For this question let's see if you can go in the reverse direction. This is in logarithmic form and I want you to write it in exponential form. What do you think that looks like.

In exponential form, this would be 2 the fourth power equals 16. Great thinking if you got this equation. Keep in mind that our base on our logarithm is the base for our exponent. And the answer to a logarithm are the result of taking a logarithm of a number as an exponent, so this 4 is the exponent for 2. And then this should make sense, the 16 must go here since 2 to the fourth equals 16. Now another way to think about it,is going in the reverse direction. So, I'm going to right log base 2 of 16 equals 4 down here. We're in logarithmic form, so we want to send this base back up to be the base, and we want to send exponent back to its position. So, we'll have base of 2, raised to the fourth power. So, this is how we get 2 to the fourth equal to 16. We've just reversed the directions of the arrows from the first diagram that we saw. Either way you do it, you'll still get the correct answer. Just keep in mind your concept of which one's the base and then which one's the exponent. The result of a logarithm is always an exponent.

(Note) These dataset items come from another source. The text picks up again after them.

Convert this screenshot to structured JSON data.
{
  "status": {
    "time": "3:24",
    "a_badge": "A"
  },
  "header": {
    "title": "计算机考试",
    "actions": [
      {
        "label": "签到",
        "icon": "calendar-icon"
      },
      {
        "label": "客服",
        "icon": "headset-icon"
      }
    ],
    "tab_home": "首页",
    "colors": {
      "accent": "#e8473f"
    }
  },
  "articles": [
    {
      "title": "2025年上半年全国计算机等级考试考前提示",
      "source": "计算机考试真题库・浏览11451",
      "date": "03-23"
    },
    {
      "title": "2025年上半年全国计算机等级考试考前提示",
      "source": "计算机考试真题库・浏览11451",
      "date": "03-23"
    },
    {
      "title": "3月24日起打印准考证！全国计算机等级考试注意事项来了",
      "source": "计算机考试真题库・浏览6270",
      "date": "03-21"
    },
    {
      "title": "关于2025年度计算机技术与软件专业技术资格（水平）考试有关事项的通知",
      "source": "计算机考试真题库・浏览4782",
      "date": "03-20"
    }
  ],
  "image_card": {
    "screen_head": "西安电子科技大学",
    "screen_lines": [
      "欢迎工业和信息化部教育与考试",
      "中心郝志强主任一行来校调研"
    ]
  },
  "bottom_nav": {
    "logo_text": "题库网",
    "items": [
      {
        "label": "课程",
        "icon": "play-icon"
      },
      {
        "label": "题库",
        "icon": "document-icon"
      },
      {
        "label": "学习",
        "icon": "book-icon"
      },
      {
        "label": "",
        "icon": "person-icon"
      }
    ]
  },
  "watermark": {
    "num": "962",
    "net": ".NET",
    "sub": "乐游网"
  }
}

Now, let's get in some practice. I want you to write each of these equations in logarithmic form. You should have one logarithm, an equals sign and then the right numbers in the right spots. Good luck. Also, be sure that you don't use commas when entering any numbers. Especially for this number, 100,000. You don't want to put a comma, right here.

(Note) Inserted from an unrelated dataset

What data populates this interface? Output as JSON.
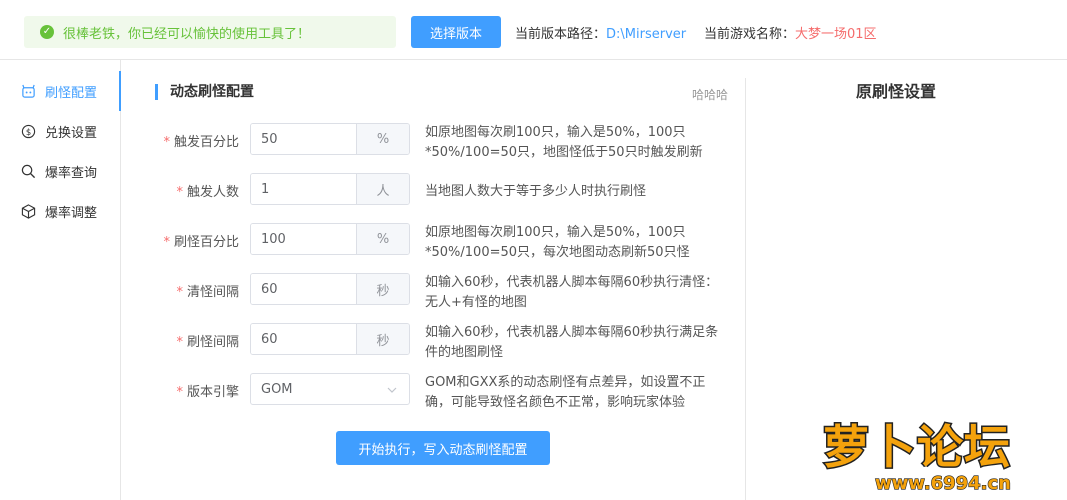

Here are the three solutions written in logarithmic form. Nice work, if you got all three right. Now, some of these were tough, so it's okay if you didn't get all of them right. Let's walk through each of them. For the first one, we'll have our base be 10. And we'll have our answer be 5. When we take the log with base 10 of some number, we'll get 5. It means that this number must be a in order to get a 100000. For the second one we'll use the same process. We have a base of 4 so this is the logarithm with a base 4. The result of our logarithm equals negative 3. Its the exponent and this is one sixty fourth here at the argument for our logarithm. It's the number that we take the logarithm of. And finally, for the last one, we use the same technique. Our base of our logarithm is 2, since this base is 2. The result of our logarithm is x. This is the exponent. And we're taking log base 2 of the number 3 to get x. Now, keep in mind, in this last equation, we weren't really solving for x. We were just trying to write this in logarithmic form. It turns out that this number x is really equal to log base 2 of 3. Now the logarithm in your calculator can't get this number. The log in your calculator has a base of 10. But there are other ways to get bases of 2. We won't cover that in this course, but if you're interested, do some research.

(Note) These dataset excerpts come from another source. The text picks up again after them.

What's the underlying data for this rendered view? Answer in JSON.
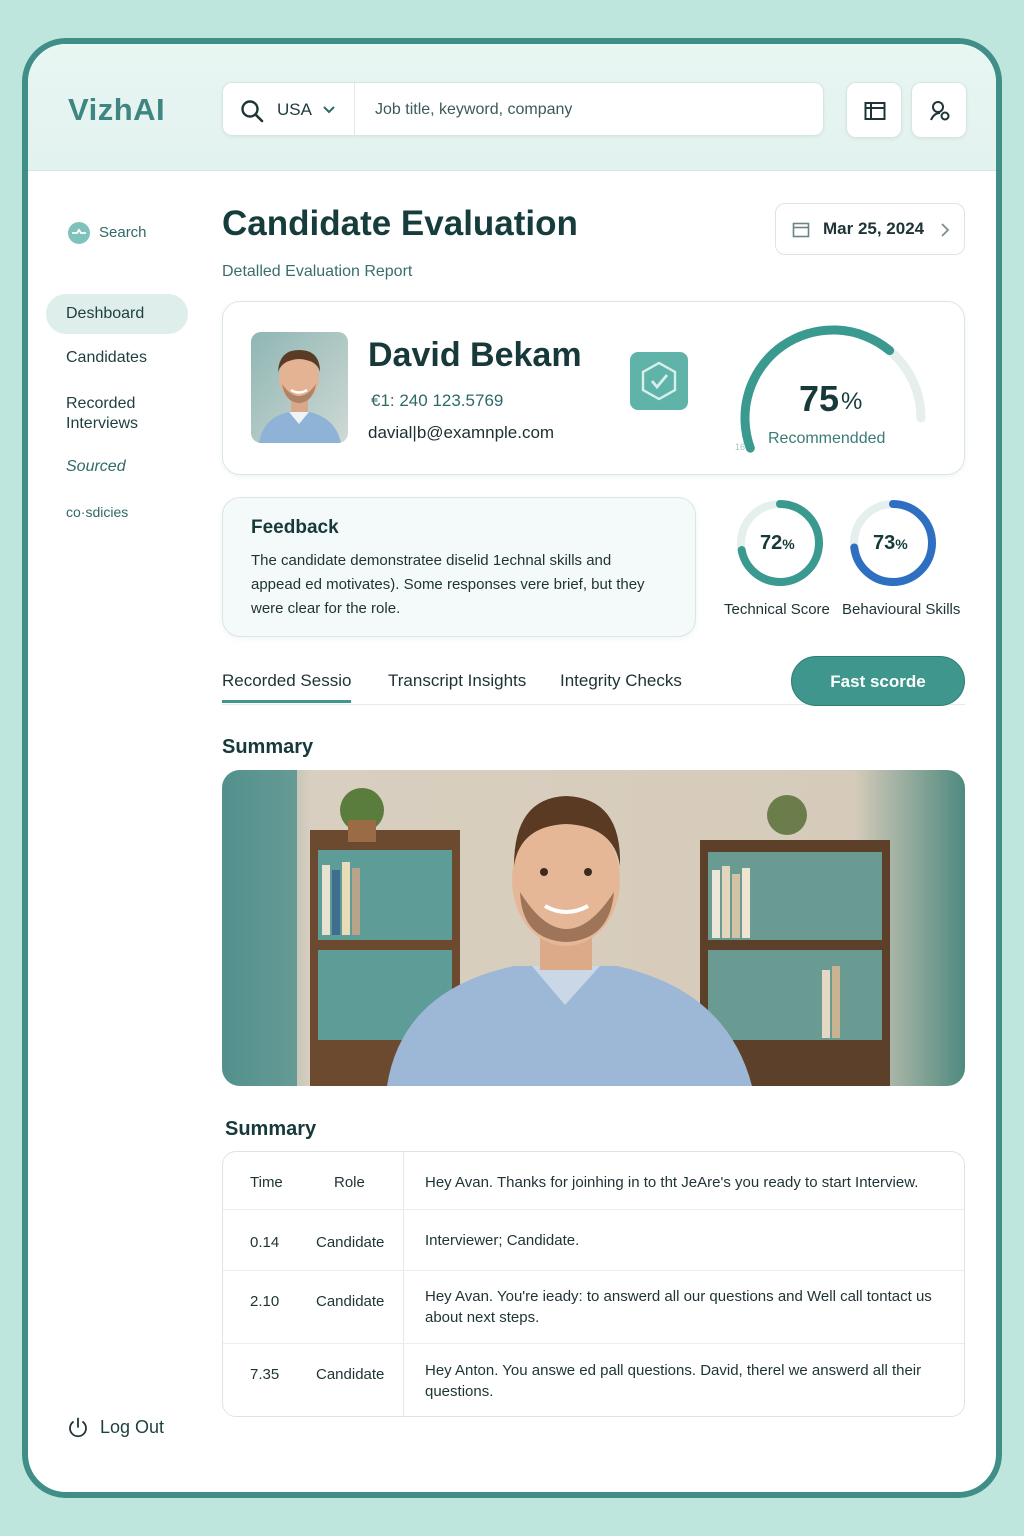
{
  "app": {
    "logo": "VizhAI"
  },
  "search": {
    "country": "USA",
    "placeholder": "Job title, keyword, company"
  },
  "toolbar": {
    "icons": [
      "calendar-icon",
      "user-icon"
    ]
  },
  "sidebar": {
    "search_label": "Search",
    "items": [
      {
        "label": "Deshboard",
        "active": true
      },
      {
        "label": "Candidates"
      },
      {
        "label": "Recorded\nInterviews"
      },
      {
        "label": "Sourced"
      },
      {
        "label": "co·sdicies"
      }
    ],
    "logout": "Log Out"
  },
  "page": {
    "title": "Candidate Evaluation",
    "subtitle": "Detalled Evaluation Report",
    "date": "Mar 25, 2024"
  },
  "candidate": {
    "name": "David Bekam",
    "phone": "€1: 240 123.5769",
    "email": "davial|b@examnple.com",
    "score": {
      "value": "75",
      "unit": "%",
      "label": "Recommendded",
      "gauge_min": "16",
      "fraction": 0.75
    }
  },
  "feedback": {
    "title": "Feedback",
    "text": "The candidate demonstratee diselid 1echnal skills and appead ed motivates). Some responses vere brief, but they were clear for the role."
  },
  "scores": [
    {
      "value": "72",
      "unit": "%",
      "label": "Technical Score",
      "fraction": 0.72,
      "color": "#3a9a90"
    },
    {
      "value": "73",
      "unit": "%",
      "label": "Behavioural Skills",
      "fraction": 0.73,
      "color": "#2f6fc2"
    }
  ],
  "tabs": [
    {
      "label": "Recorded Sessio",
      "active": true
    },
    {
      "label": "Transcript Insights"
    },
    {
      "label": "Integrity Checks"
    }
  ],
  "action": {
    "label": "Fast scorde"
  },
  "summary": {
    "title": "Summary"
  },
  "transcript": {
    "title": "Summary",
    "headers": {
      "time": "Time",
      "role": "Role",
      "text": "Hey Avan. Thanks for joinhing in to tht JeAre's you ready to start Interview."
    },
    "rows": [
      {
        "time": "0.14",
        "role": "Candidate",
        "text": "Interviewer; Candidate."
      },
      {
        "time": "2.10",
        "role": "Candidate",
        "text": "Hey Avan. You're ieady: to answerd all our questions and Well call tontact us about next steps."
      },
      {
        "time": "7.35",
        "role": "Candidate",
        "text": "Hey Anton. You answe ed pall questions. David, therel we answerd all their questions."
      }
    ]
  },
  "colors": {
    "accent": "#3f968d",
    "frame": "#3f8f88",
    "background": "#bfe6dc"
  }
}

And finally for the last practice I want you write each of these in exponential form. You should have a base raised to a power set equal to some number. Good luck for each of these.

Here are the three equations. Great work if you found each of these. We'll start by making this base be the base for our exponent. So 3 is written down here. The answer of a logarithm is an exponent. So, we know this 2 is going to be the exponent for our base 3. And this should make perfect sense since 3 squared equals 9. This is that number. For the second one, we'll repeat the same process. The base of our logarithm is 5, so 5 will be the base for our exponent. The answer of a logarithm is an exponent. So this 3 is the exponent for our base of 5. And of course 5 to the third equals 125. And finally we'll have a base of one fifth here, an exponent of negative 2 which equals 25. Remember that this negative exponent will flip over or do the reciprocal of this base. So, one fifth will become 5 and then we'll square it to get 25. Nice work if you got each of these right. Even if you got two of them right, fantastic.